Nexium, Prilosec and Prevacid are among the most common acid suppressors hospitals give to intensive care patients who are at high risk of developing stress ulcers and heartburn. Though, medical researchers say some hospitals are over prescribing acid suppressors by giving them to patients that don't need them.

"Patients who were exposed to these medications in the inpatient setting had a higher rate of hospital acquired pneumonia which is a pneumonia that they develop while they're in the hospital," explained Dr. Shoshana Herzig, a Harvard Medical School Instructor and General Medicine Fellow at Beth Israel Deaconess Medical Center in Boston.

The traditional thinking is the use of acid reflux drugs will suppress the amount of acid in the stomach.

"...which promotes growth of different types of bacteria in the upper gastrointestinal and upper respiratory tract," said Herzig.

And, that bacteria may be more likely to cause pneumonia. There is another problem. Stomach acid makes us cough, which is a good thing, but...

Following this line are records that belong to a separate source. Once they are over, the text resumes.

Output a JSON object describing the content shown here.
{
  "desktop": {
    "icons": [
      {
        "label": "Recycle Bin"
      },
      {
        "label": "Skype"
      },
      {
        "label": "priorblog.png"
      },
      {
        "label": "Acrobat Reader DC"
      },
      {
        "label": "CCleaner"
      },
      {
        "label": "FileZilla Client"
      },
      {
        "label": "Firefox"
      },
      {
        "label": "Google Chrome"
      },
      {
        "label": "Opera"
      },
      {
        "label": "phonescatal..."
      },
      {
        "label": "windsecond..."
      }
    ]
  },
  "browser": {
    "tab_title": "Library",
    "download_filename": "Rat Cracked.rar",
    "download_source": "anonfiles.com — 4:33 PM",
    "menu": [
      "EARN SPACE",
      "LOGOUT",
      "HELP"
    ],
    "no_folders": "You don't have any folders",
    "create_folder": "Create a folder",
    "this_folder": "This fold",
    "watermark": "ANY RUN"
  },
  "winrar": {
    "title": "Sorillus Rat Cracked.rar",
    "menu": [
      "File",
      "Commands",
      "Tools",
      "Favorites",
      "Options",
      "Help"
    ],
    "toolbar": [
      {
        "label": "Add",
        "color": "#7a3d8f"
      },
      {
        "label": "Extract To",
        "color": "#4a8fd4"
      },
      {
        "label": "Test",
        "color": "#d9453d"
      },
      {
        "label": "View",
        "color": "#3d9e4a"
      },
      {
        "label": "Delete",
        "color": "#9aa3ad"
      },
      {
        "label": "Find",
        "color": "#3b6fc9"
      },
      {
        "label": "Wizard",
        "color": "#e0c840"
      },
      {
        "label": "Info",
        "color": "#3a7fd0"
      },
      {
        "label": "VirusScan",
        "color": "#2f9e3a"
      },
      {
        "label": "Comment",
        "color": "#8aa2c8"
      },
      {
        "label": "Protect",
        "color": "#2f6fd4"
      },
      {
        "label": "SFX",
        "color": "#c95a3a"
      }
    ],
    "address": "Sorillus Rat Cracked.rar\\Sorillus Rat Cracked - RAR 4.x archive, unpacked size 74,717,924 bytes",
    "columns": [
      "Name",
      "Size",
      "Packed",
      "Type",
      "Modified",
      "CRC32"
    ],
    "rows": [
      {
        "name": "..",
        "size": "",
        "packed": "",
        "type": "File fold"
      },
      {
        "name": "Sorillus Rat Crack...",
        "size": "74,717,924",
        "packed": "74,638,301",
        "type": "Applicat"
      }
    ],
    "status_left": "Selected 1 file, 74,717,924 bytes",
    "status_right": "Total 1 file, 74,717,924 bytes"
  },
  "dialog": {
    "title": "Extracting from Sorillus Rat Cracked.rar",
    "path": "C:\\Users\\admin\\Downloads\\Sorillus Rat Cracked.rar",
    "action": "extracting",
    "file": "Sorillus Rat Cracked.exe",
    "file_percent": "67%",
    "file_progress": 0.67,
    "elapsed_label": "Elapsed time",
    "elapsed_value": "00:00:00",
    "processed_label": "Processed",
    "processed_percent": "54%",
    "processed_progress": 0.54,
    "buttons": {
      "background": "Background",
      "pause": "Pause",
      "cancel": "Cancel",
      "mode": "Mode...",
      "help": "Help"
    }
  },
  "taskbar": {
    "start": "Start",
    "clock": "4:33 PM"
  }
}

"When you suppress acid and stomach contents get into the lungs, there's not as much of a stimulus to cough that substance out," said Herzig.

Gastroenterologist Bola Olusola says about half the patients that get admitted to the hospital do get placed on acid medication.

"And, interestingly, about another half of those patients that are placed on this medication for the first time will go home with that medication," said Olusola.

Dr. Herzig says many of those patients could be risking their health.

"Inpatients who aren't in the intensive care unit, however, who are not at high risk for stress ulcers, use of these medications are not indicated for preventative purposes," said Herzig.

The Journal of the American Medical Association published the study. The study recommends speaking with a doctor if you are buying over the counter anti-acid medication to make sure you actually need them.